Zaida thanked the governors “for their leadership” in working with the Biden Administration toward “a very clear target … 20 million heat pumps in this decade.” For bold action, he said, “It’s a good bet to bet on the U.S.”
The commitments were announced during Climate Week NYC in New York. Alliance members cite a goal of decarbonizing buildings to achieve zero-emission new construction “as soon as practical” and accelerating efforts to eliminate emissions from existing buildings at a pace “consistent with emissions targets under the Paris Agreement.”
The alliance was launched in June 2017 by the governors of Washington, New York, and California following the Trump Administration’s decision to withdraw the U.S. from the Paris Agreement.
Within the alliance, the only current Republican governor is Phil Scott of Vermont.
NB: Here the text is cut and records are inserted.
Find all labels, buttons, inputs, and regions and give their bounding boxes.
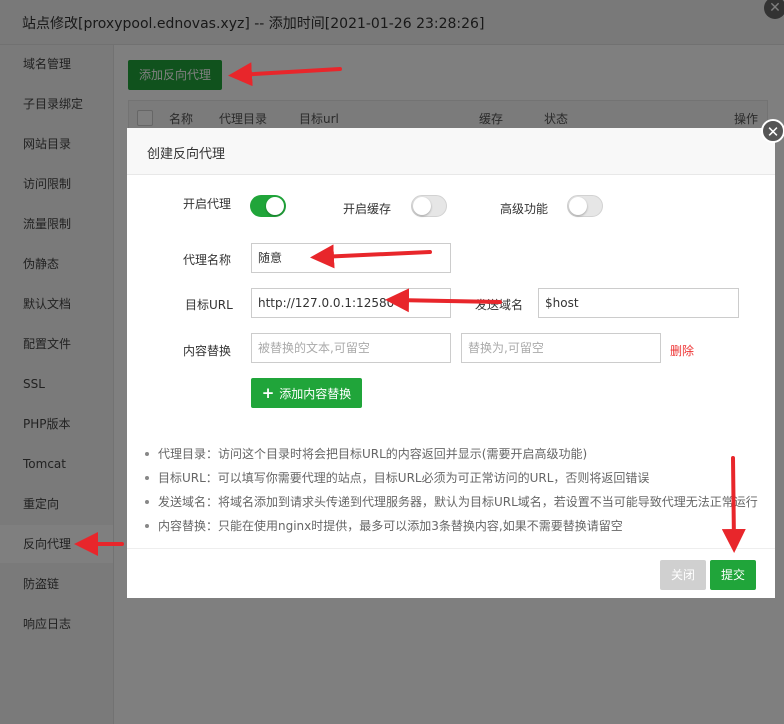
toggle-knob	[413, 197, 431, 215]
toggle-knob	[569, 197, 587, 215]
enable-proxy-label: 开启代理	[183, 197, 232, 211]
close-button[interactable]: 关闭	[660, 560, 706, 590]
plus-icon: +	[261, 384, 275, 402]
submit-button[interactable]: 提交	[710, 560, 756, 590]
add-content-replace-button[interactable]: + 添加内容替换	[251, 378, 362, 408]
send-domain-label: 发送域名	[475, 298, 524, 312]
target-url-input[interactable]: http://127.0.0.1:12580	[251, 288, 451, 318]
add-content-replace-label: 添加内容替换	[279, 387, 352, 401]
dialog-footer: 关闭 提交	[127, 548, 775, 599]
tip-item: 内容替换：只能在使用nginx时提供，最多可以添加3条替换内容,如果不需要替换请…	[141, 518, 775, 542]
create-reverse-proxy-dialog: 创建反向代理 开启代理 开启缓存 高级功能 代理名称 随意 目标URL http…	[127, 128, 775, 598]
tip-item: 目标URL：可以填写你需要代理的站点，目标URL必须为可正常访问的URL，否则将…	[141, 470, 775, 494]
replace-from-input[interactable]: 被替换的文本,可留空	[251, 333, 451, 363]
tip-item: 代理目录：访问这个目录时将会把目标URL的内容返回并显示(需要开启高级功能)	[141, 446, 775, 470]
content-replace-label: 内容替换	[183, 344, 232, 358]
enable-proxy-toggle[interactable]	[250, 195, 286, 217]
advanced-label: 高级功能	[500, 202, 549, 216]
replace-to-input[interactable]: 替换为,可留空	[461, 333, 661, 363]
tip-item: 发送域名：将域名添加到请求头传递到代理服务器，默认为目标URL域名，若设置不当可…	[141, 494, 775, 518]
enable-cache-toggle[interactable]	[411, 195, 447, 217]
dialog-header: 创建反向代理	[127, 128, 775, 175]
dialog-close-icon[interactable]: ✕	[761, 119, 784, 143]
target-url-label: 目标URL	[185, 298, 233, 312]
help-tips: 代理目录：访问这个目录时将会把目标URL的内容返回并显示(需要开启高级功能) 目…	[141, 446, 775, 542]
proxy-name-input[interactable]: 随意	[251, 243, 451, 273]
delete-replace-link[interactable]: 删除	[670, 342, 694, 359]
advanced-toggle[interactable]	[567, 195, 603, 217]
send-domain-input[interactable]: $host	[538, 288, 739, 318]
toggle-knob	[266, 197, 284, 215]
enable-cache-label: 开启缓存	[343, 202, 392, 216]
proxy-name-label: 代理名称	[183, 253, 232, 267]
dialog-title: 创建反向代理	[147, 147, 226, 162]
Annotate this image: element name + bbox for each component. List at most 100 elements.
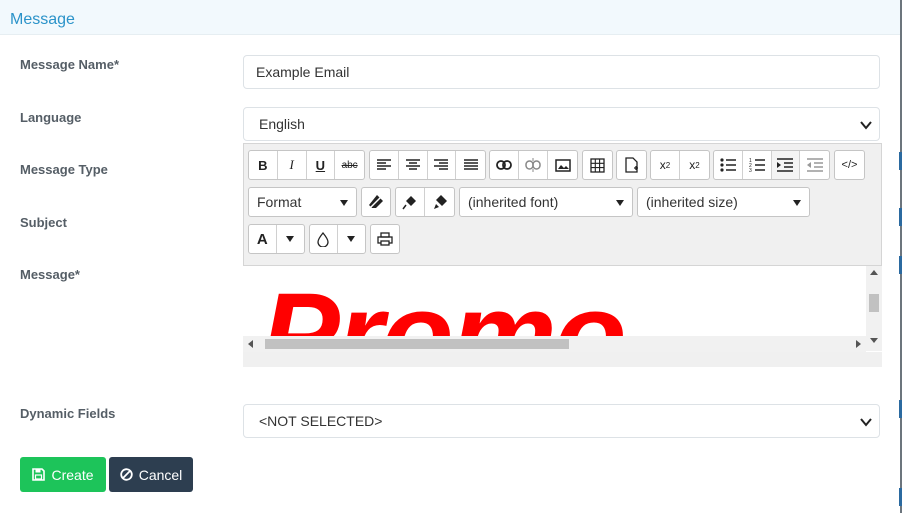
- align-left-button[interactable]: [370, 151, 399, 179]
- create-label: Create: [51, 466, 94, 483]
- align-center-button[interactable]: [399, 151, 428, 179]
- italic-label: I: [289, 157, 294, 172]
- scroll-down-icon[interactable]: [870, 338, 878, 343]
- outdent-button[interactable]: [800, 151, 829, 179]
- subject-label: Subject: [20, 215, 67, 230]
- font-color-menu-button[interactable]: [277, 225, 304, 253]
- editor-content[interactable]: Promo: [243, 265, 882, 367]
- bold-label: B: [258, 157, 268, 173]
- script-group: x2 x2: [650, 150, 710, 180]
- print-button[interactable]: [371, 225, 399, 253]
- horizontal-scroll-thumb[interactable]: [265, 339, 569, 349]
- dynamic-fields-label: Dynamic Fields: [20, 406, 116, 421]
- paint-group: [395, 187, 455, 217]
- link-button[interactable]: [490, 151, 519, 179]
- dynamic-fields-select[interactable]: <NOT SELECTED>: [243, 404, 880, 438]
- table-icon: [590, 157, 605, 173]
- background-color-menu-button[interactable]: [338, 225, 365, 253]
- unlink-button[interactable]: [519, 151, 548, 179]
- format-label: Format: [257, 194, 302, 210]
- vertical-scroll-thumb[interactable]: [869, 294, 879, 312]
- strikethrough-button[interactable]: abc: [335, 151, 364, 179]
- paint-brush-icon: [433, 195, 447, 209]
- dropdown-arrow-icon: [793, 200, 801, 206]
- print-icon: [377, 232, 393, 246]
- strikethrough-label: abc: [341, 159, 358, 171]
- eraser-icon: [369, 195, 383, 209]
- cancel-button[interactable]: Cancel: [109, 457, 193, 492]
- numbered-list-button[interactable]: 123: [743, 151, 772, 179]
- dropdown-arrow-icon: [347, 236, 356, 242]
- indent-icon: [777, 158, 794, 172]
- ban-icon: [120, 468, 133, 481]
- superscript-button[interactable]: x2: [680, 151, 709, 179]
- language-label: Language: [20, 110, 82, 125]
- numbered-list-icon: 123: [749, 158, 765, 172]
- svg-text:3: 3: [749, 168, 752, 172]
- subscript-button[interactable]: x2: [651, 151, 680, 179]
- font-color-group: A: [248, 224, 305, 254]
- dropdown-arrow-icon: [616, 200, 624, 206]
- dropdown-arrow-icon: [340, 200, 348, 206]
- clear-format-button[interactable]: [362, 188, 390, 216]
- scroll-up-icon[interactable]: [870, 270, 878, 275]
- align-right-button[interactable]: [428, 151, 457, 179]
- save-icon: [32, 468, 46, 481]
- font-color-label: A: [256, 230, 268, 248]
- scroll-right-icon[interactable]: [856, 340, 861, 348]
- modal-title: Message: [10, 11, 75, 28]
- dropdown-arrow-icon: [286, 236, 295, 242]
- format-dropdown[interactable]: Format: [248, 187, 357, 217]
- background-color-button[interactable]: [310, 225, 338, 253]
- outdent-icon: [806, 158, 823, 172]
- dynamic-fields-value: <NOT SELECTED>: [259, 413, 383, 429]
- bold-button[interactable]: B: [249, 151, 278, 179]
- editor-status-bar: [243, 352, 882, 367]
- underline-button[interactable]: U: [307, 151, 336, 179]
- print-group: [370, 224, 400, 254]
- font-size-dropdown[interactable]: (inherited size): [637, 187, 810, 217]
- message-name-input[interactable]: Example Email: [243, 55, 880, 89]
- create-button[interactable]: Create: [20, 457, 106, 492]
- vertical-scrollbar[interactable]: [866, 266, 882, 351]
- paint-format-button[interactable]: [396, 188, 425, 216]
- table-button[interactable]: [583, 151, 612, 179]
- image-button[interactable]: [548, 151, 577, 179]
- document-group: [616, 150, 647, 180]
- source-group: </>: [834, 150, 865, 180]
- cancel-label: Cancel: [138, 466, 183, 483]
- align-left-icon: [376, 159, 391, 170]
- scroll-left-icon[interactable]: [248, 340, 253, 348]
- message-label: Message*: [20, 267, 80, 282]
- align-center-icon: [405, 159, 420, 170]
- font-family-dropdown[interactable]: (inherited font): [459, 187, 633, 217]
- align-right-icon: [434, 159, 449, 170]
- horizontal-scrollbar[interactable]: [243, 336, 866, 352]
- new-document-button[interactable]: [617, 151, 646, 179]
- source-code-button[interactable]: </>: [835, 151, 864, 179]
- message-modal: Message Message Name* Language Message T…: [0, 0, 902, 513]
- paint-brush-icon: [402, 196, 416, 210]
- image-icon: [554, 158, 571, 172]
- text-style-group: B I U abc: [248, 150, 365, 180]
- bullet-list-button[interactable]: [714, 151, 743, 179]
- chevron-down-icon: [860, 418, 872, 427]
- language-value: English: [259, 116, 305, 132]
- paint-apply-button[interactable]: [425, 188, 454, 216]
- font-color-button[interactable]: A: [249, 225, 277, 253]
- message-type-label: Message Type: [20, 162, 108, 177]
- chevron-down-icon: [860, 121, 872, 130]
- link-icon: [496, 160, 512, 170]
- indent-button[interactable]: [771, 151, 801, 179]
- italic-button[interactable]: I: [278, 151, 307, 179]
- bullet-list-icon: [720, 158, 736, 172]
- underline-label: U: [315, 157, 326, 173]
- justify-button[interactable]: [456, 151, 485, 179]
- font-family-label: (inherited font): [468, 194, 559, 210]
- eraser-group: [361, 187, 391, 217]
- modal-header: Message: [0, 0, 902, 35]
- justify-icon: [463, 159, 478, 170]
- unlink-icon: [525, 158, 541, 172]
- language-select[interactable]: English: [243, 107, 880, 141]
- table-group: [582, 150, 613, 180]
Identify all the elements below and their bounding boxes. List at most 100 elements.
Other member governors and their states or territories are Katie Hobbs of Arizona, Gavin Newsom of California, Jared Polis of Colorado, Ned Lamont of Connecticut, John Carney of Delaware, Lou Leon Guerrero of Guam, Josh Green of Hawaii, JB Pritzker of Illinois, John Bel Edwards of Louisiana, Wes Moore of Maryland, Maura Healey of Massachusetts, Gretchen Whitmer of Michigan, Tim Walz of Minnesota, Phil Murphy of New Jersey, Michelle Lujan Grisham of New Mexico, Roy Cooper of North Carolina, Tina Kotek of Oregon, Josh Shapiro of Pennsylvania, Pedro Pierluisi of Puerto Rico, Daniel McKee of Rhode Island, Phil Scott of Vermont, and Tony Evers of Wisconsin.
Republished with the permission of The Center Square.